Sur les traces de Lévi-Strauss, Lacan et Foucault, filant comme le sable au vent marin...
31 Janvier 2023
- Ça fait un moment, dis donc !
- Oui, occupé à faire le touriste ces temps-ci, de plus, Overblog bloque l'administration du blog depuis l'Asie, par peur du piratage... Je n'aurai plus cette contrainte au Brésil, heureusement !
- Bref, comment s'est passé ce colloque, cette coupure en forme de "touch & go" en terre de France ?
- J'y ai retrouvé des gens intéressants, et même certains qui ont visité mon blog et ça m'a fait plaisir. À force d'être dans le paysage, et à poser des questions en marge, on s'habitue à moi, sans que l'on sache toujours où me situer, un peu comme Gaston dans les couloirs de Spirou... De mon côté, j'arrive à sentir derrière les discours, les préoccupations des uns et des autres...
- Par exemple ?
- Il y a d'abord la question du temps, qui focalise l'attention d'Anatole Khélif, d'Alain Connes, de Daniel Sibony ou de Stéphane Dugowson, ou encore la quantité astronomique de "connecteurs" dans une structure qui fascine René Lew...
- Tu fais la psychanalyse du groupe ?
- L'idée vient de me frapper, figure-toi.

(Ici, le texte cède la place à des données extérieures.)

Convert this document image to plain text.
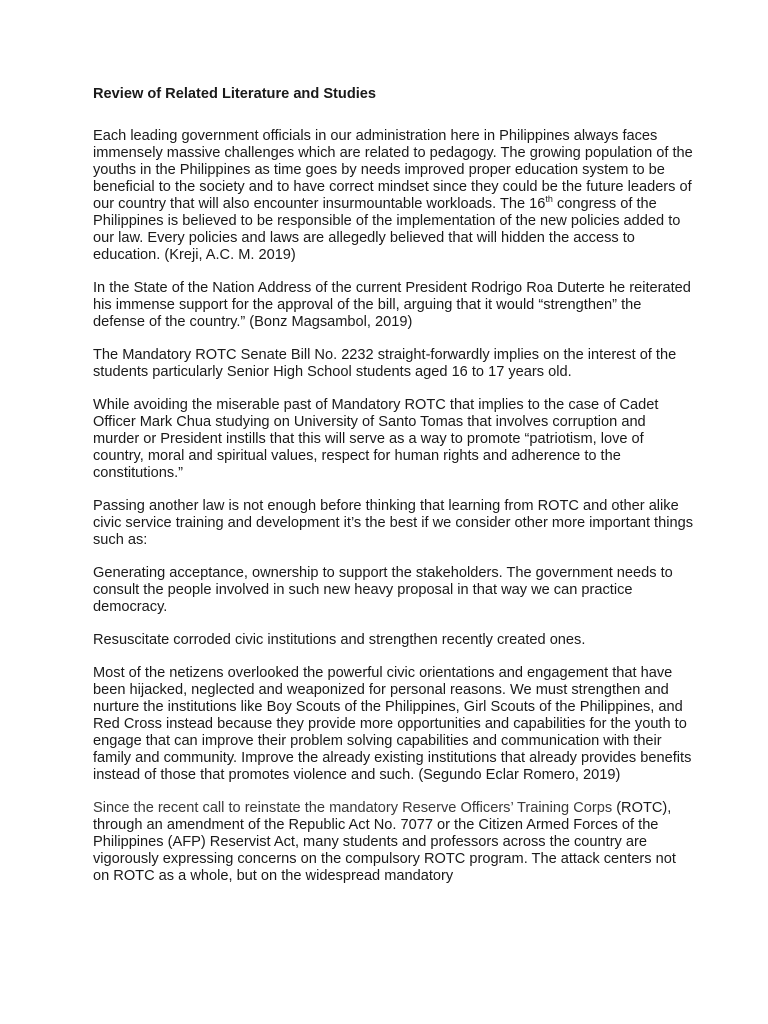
Review of Related Literature and Studies

Each leading government officials in our administration here in Philippines always faces immensely massive challenges which are related to pedagogy. The growing population of the youths in the Philippines as time goes by needs improved proper education system to be beneficial to the society and to have correct mindset since they could be the future leaders of our country that will also encounter insurmountable workloads. The 16th congress of the Philippines is believed to be responsible of the implementation of the new policies added to our law. Every policies and laws are allegedly believed that will hidden the access to education. (Kreji, A.C. M. 2019)

In the State of the Nation Address of the current President Rodrigo Roa Duterte he reiterated his immense support for the approval of the bill, arguing that it would “strengthen” the defense of the country.” (Bonz Magsambol, 2019)

The Mandatory ROTC Senate Bill No. 2232 straight-forwardly implies on the interest of the students particularly Senior High School students aged 16 to 17 years old.

While avoiding the miserable past of Mandatory ROTC that implies to the case of Cadet Officer Mark Chua studying on University of Santo Tomas that involves corruption and murder or President instills that this will serve as a way to promote “patriotism, love of country, moral and spiritual values, respect for human rights and adherence to the constitutions.”

Passing another law is not enough before thinking that learning from ROTC and other alike civic service training and development it’s the best if we consider other more important things such as:

Generating acceptance, ownership to support the stakeholders. The government needs to consult the people involved in such new heavy proposal in that way we can practice democracy.

Resuscitate corroded civic institutions and strengthen recently created ones.

Most of the netizens overlooked the powerful civic orientations and engagement that have been hijacked, neglected and weaponized for personal reasons. We must strengthen and nurture the institutions like Boy Scouts of the Philippines, Girl Scouts of the Philippines, and Red Cross instead because they provide more opportunities and capabilities for the youth to engage that can improve their problem solving capabilities and communication with their family and community. Improve the already existing institutions that already provides benefits instead of those that promotes violence and such. (Segundo Eclar Romero, 2019)

Since the recent call to reinstate the mandatory Reserve Officers’ Training Corps (ROTC), through an amendment of the Republic Act No. 7077 or the Citizen Armed Forces of the Philippines (AFP) Reservist Act, many students and professors across the country are vigorously expressing concerns on the compulsory ROTC program. The attack centers not on ROTC as a whole, but on the widespread mandatory
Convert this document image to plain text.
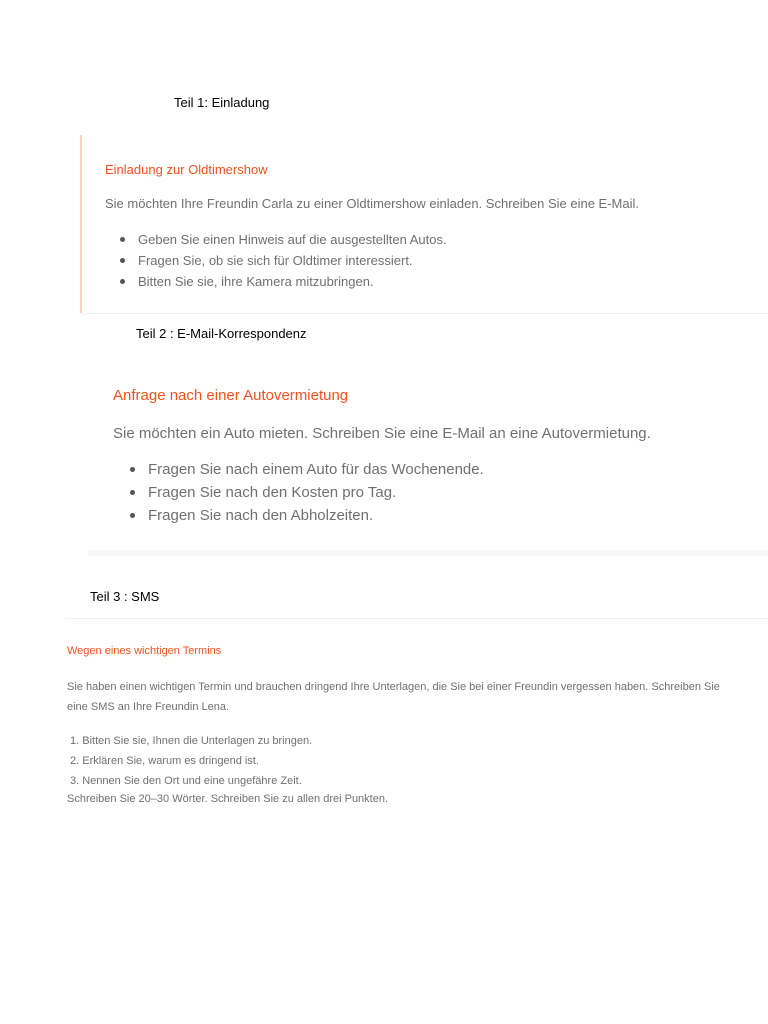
Teil 1: Einladung
Einladung zur Oldtimershow
Sie möchten Ihre Freundin Carla zu einer Oldtimershow einladen. Schreiben Sie eine E-Mail.
Geben Sie einen Hinweis auf die ausgestellten Autos.
Fragen Sie, ob sie sich für Oldtimer interessiert.
Bitten Sie sie, ihre Kamera mitzubringen.
Teil 2 : E-Mail-Korrespondenz
Anfrage nach einer Autovermietung
Sie möchten ein Auto mieten. Schreiben Sie eine E-Mail an eine Autovermietung.
Fragen Sie nach einem Auto für das Wochenende.
Fragen Sie nach den Kosten pro Tag.
Fragen Sie nach den Abholzeiten.
Teil 3 : SMS
Wegen eines wichtigen Termins
Sie haben einen wichtigen Termin und brauchen dringend Ihre Unterlagen, die Sie bei einer Freundin vergessen haben. Schreiben Sie eine SMS an Ihre Freundin Lena.
1. Bitten Sie sie, Ihnen die Unterlagen zu bringen.
2. Erklären Sie, warum es dringend ist.
3. Nennen Sie den Ort und eine ungefähre Zeit.
Schreiben Sie 20–30 Wörter. Schreiben Sie zu allen drei Punkten.
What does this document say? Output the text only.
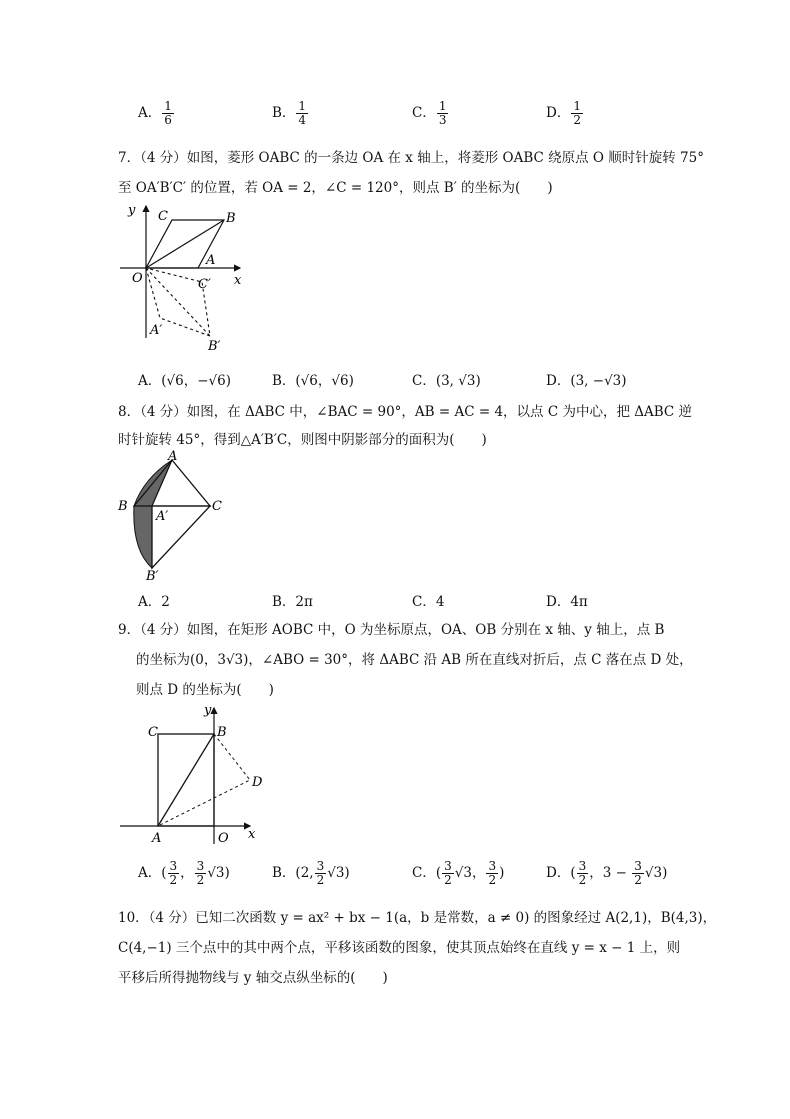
A． $\frac{1}{6}$	B． $\frac{1}{4}$	C． $\frac{1}{3}$	D． $\frac{1}{2}$
7．（4 分）如图，菱形 OABC 的一条边 OA 在 x 轴上，将菱形 OABC 绕原点 O 顺时针旋转 75°
至 OA′B′C′ 的位置，若 OA = 2，∠C = 120°，则点 B′ 的坐标为(　　)
y
x
O
A
B
C
C′
A′
B′
A．(√6，−√6)	B．(√6，√6)	C．(3, √3)	D．(3, −√3)
8．（4 分）如图，在 ΔABC 中，∠BAC = 90°，AB = AC = 4，以点 C 为中心，把 ΔABC 逆
时针旋转 45°，得到△A′B′C，则图中阴影部分的面积为(　　)
A
B	C
A′
B′
A．2	B．2π	C．4	D．4π
9．（4 分）如图，在矩形 AOBC 中，O 为坐标原点，OA、OB 分别在 x 轴、y 轴上，点 B
的坐标为(0，3√3)，∠ABO = 30°，将 ΔABC 沿 AB 所在直线对折后，点 C 落在点 D 处，
则点 D 的坐标为(　　)
y
x
O
A
B
C
D
A．( $\frac{3}{2}$ ， $\frac{3}{2} √3$)	B．(2, $\frac{3}{2} √3$)	C．( $\frac{3}{2} √3$， $\frac{3}{2}$ )	D．( $\frac{3}{2}$ ，$3 - \frac{3}{2} √3$)
10．（4 分）已知二次函数 y = ax² + bx − 1(a，b 是常数，a ≠ 0) 的图象经过 A(2,1)，B(4,3)，
C(4,−1) 三个点中的其中两个点，平移该函数的图象，使其顶点始终在直线 y = x − 1 上，则
平移后所得抛物线与 y 轴交点纵坐标的(　　)
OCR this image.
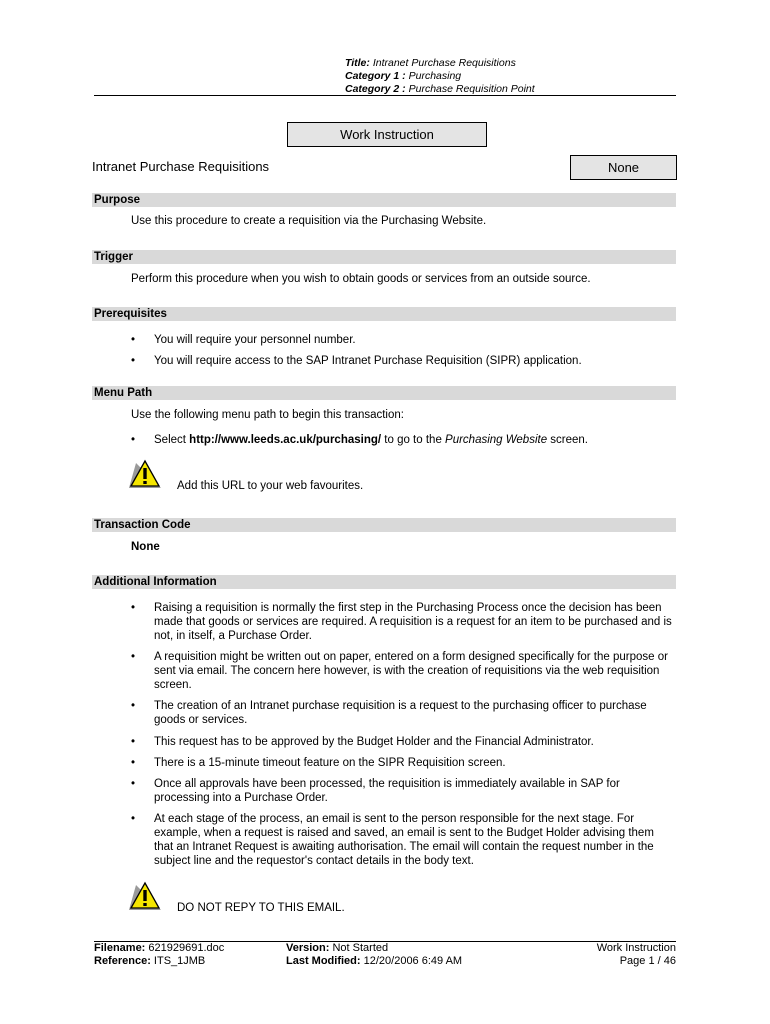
Title: Intranet Purchase Requisitions
Category 1 : Purchasing
Category 2 : Purchase Requisition Point
Work Instruction
Intranet Purchase Requisitions	None
Purpose
Use this procedure to create a requisition via the Purchasing Website.
Trigger
Perform this procedure when you wish to obtain goods or services from an outside source.
Prerequisites
• You will require your personnel number.
• You will require access to the SAP Intranet Purchase Requisition (SIPR) application.
Menu Path
Use the following menu path to begin this transaction:
• Select http://www.leeds.ac.uk/purchasing/ to go to the Purchasing Website screen.
Add this URL to your web favourites.
Transaction Code
None
Additional Information
• Raising a requisition is normally the first step in the Purchasing Process once the decision has been made that goods or services are required. A requisition is a request for an item to be purchased and is not, in itself, a Purchase Order.
• A requisition might be written out on paper, entered on a form designed specifically for the purpose or sent via email. The concern here however, is with the creation of requisitions via the web requisition screen.
• The creation of an Intranet purchase requisition is a request to the purchasing officer to purchase goods or services.
• This request has to be approved by the Budget Holder and the Financial Administrator.
• There is a 15-minute timeout feature on the SIPR Requisition screen.
• Once all approvals have been processed, the requisition is immediately available in SAP for processing into a Purchase Order.
• At each stage of the process, an email is sent to the person responsible for the next stage. For example, when a request is raised and saved, an email is sent to the Budget Holder advising them that an Intranet Request is awaiting authorisation. The email will contain the request number in the subject line and the requestor's contact details in the body text.
DO NOT REPY TO THIS EMAIL.
Filename: 621929691.doc
Reference: ITS_1JMB
Version: Not Started
Last Modified: 12/20/2006 6:49 AM
Work Instruction
Page 1 / 46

J'étais là, à rêvasser à propos de ce colloque, dans les brumes de l'éveil, en pensant à la logique intuitionnisme qui accompagne le changement d'objet initial dans le passage du mode ♧ au mode ♢ (du singleton "•" au monoïde "•⟲") et à la parole de René Guitart : "la logique n'est pas tout, ce n'est qu'une facette de la forme de l'objet" (je te cite de mémoire, pour ne pas perdre le fil en fouillant mes notes), puis je pense "trois", évidemment 3. La logique intuitionnisme vient avec les considérations de "bord" entre intérieur/ extérieur, comme dans le noeud borroméen, qui obsède tant nos chers Lacaniens. Trois, me dis-je, et je repense à Jeanne Lafont qui, dans sa présentation, pose la question clairement :
"quelqu'un peut-il m'expliquer rigoureusement l'importance du trois"?
- Et lui a-t-on répondu ?
- Rien qui m'ai frappé sur le coup, mais ce matin, ici et maintenant, cette question roule dans ma tête comme un caillou dans la bouche d'Ésope. C'était la parole d'une psy verbalisant l'instant en séance d'analyse, et d'ailleurs, je réagis à cette interrogation en cristallisant autour d'elle, les bribes de discours dans lequel je baignais alors.
- C'est fumeux...
- Mais non, justement : je te parle de décohérence. On passe d'un non-dit flottant entre toutes les interventions, à son identification par une parole, pointant un vide à combler.
- Et donc, tu te proposes de le combler avec ta petite pelle ?
- Tu me fatigues.
Pause-café...
- Ça va mieux ?
- Désolé, mais il me fallait coucher sur le blog cette impression d'avoir fait partie d'un groupe en analyse, avant d'être aspiré par le quotidien.
- OK, mais dans quel état d'esprit étais-tu toi-même durant ce colloque ?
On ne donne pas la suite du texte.